Visiting Arlington National Cemetery:

The cemetery is open every day from 8 a.m. to 5 p.m., October through March; 8 a.m. to 7 p.m., April through September. Tourmobiles run frequently from the visitors center. Various Tourmobile packages are available, but a cemetery-only tour costs $5.25. To locate a particular grave, stop at the special desk in the visitors center to obtain the section and grave number and directions on how to reach it. Graves are cataloged by date of burial, so have that information available. In the case of common names, it is advisable also to know branch of service, place of death and next of kin. Phone (703) 607-8052. The Tomb of the Unknowns is guarded at all hours, in all weather. There is no fee to enter the cemetery.

Arlington House (enter via Arlington Cemetery): Open 9:30 a.m. to 4:30 p.m., October through March; 9:30 a.m. to 6 p.m., April through September. No admission fee. Phone (703) 557-0613.

The Newseum: 1101 Wilson Blvd., Arlington. Phone toll-free 1-888-639-7386 or (703) 284-3544. Open 10 a.m. to 5 p.m.; closed Mondays and some major holidays. No admission fee.

Theodore Roosevelt Island: Enter from the northbound lane of George Washington Parkway (free two-hour parking available) or via the pedestrian bridge from Rosslyn. Phone (703) 289-2500. Open each day from dawn to dusk. No entrance fee.

* * *

Vietnam Veterans Memorial: Constitution Avenue, Washington, near the Lincoln Memorial. Accessible 8 a.m. to midnight every day except Christmas. Phone (202) 426-6841. No entrance fee. Books showing where to find particular inscribed names are available at each end of the ramp.

Where to stay:

Hyatt Arlington, 1325 Wilson Blvd., Arlington, toll-free 1-866-333-8881 or (703) 525-1234, fax (703) 908-4790. Doubles from $119.

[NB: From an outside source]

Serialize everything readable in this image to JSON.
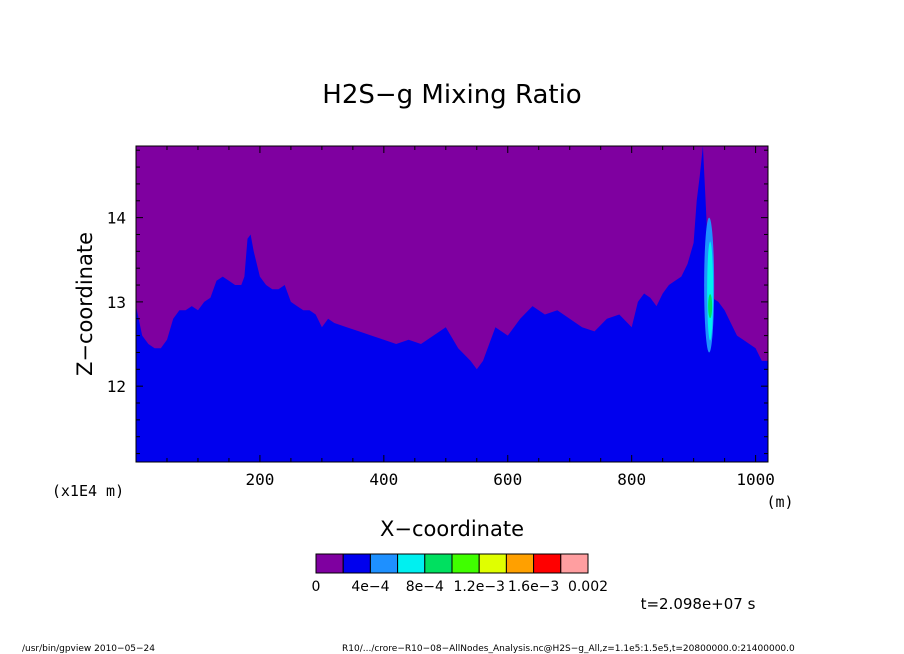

Key Bridge Marriott, 1401 Lee Highway, toll-free 1-800-228-9290 or (703) 524-6400, fax (703) 524-8964. Doubles from $79.

Where to eat:

Cafe Asia, 1550 Wilson Blvd., Arlington, (703) 741-0870 (budget-priced pan-Asian place manages to do several exotic cuisines well; a bit loud). 11:30 a.m. to 10 p.m. Monday through Thursday; 11:30 a.m. to 11 p.m. (but to 1:30 a.m. in the sushi bar) Friday and Saturday; 5 to 10 p.m. Sunday.

Mezza-9, 1325 Wilson Blvd., Arlington, (703) 276-8999 (gimmicky name reflects both its Middle Eastern orientation and its location within the Hyatt; moderately priced, given its upscale treatment of Lebanese favorites). Open every day for breakfast and dinner; lunch Monday through Friday.

Pho-75, 1721 Wilson Blvd., Arlington, (703) 525-7355 (eat a lot for less than $6; large bowls of fragrant Vietnamese beef noodle soup; versions 11 and 12 are least challenging for the tripe-averse; try the salty plum soda). Open 9 a.m. to 8 p.m. every day.

Red Hot and Blue, 1600 Wilson Blvd., Arlington, (703) 276-7427 (Memphis-style barbecue that's surprisingly good for a place so clean). Open 11 a.m. to 10 p.m. Sunday through Thursday; 11 a.m. to 11 p.m. Friday and Saturday.

Tivoli, 1700 N Moore St. (above Rosslyn Metro station), Arlington, (703) 524-8900 (often overlooked by Washington's restaurant reviewers, but offering well-executed Italian meals in a quiet, upper-floor setting; moderate to expensive). Lunch and dinner Monday through Friday; dinner only Saturday; closed Sunday.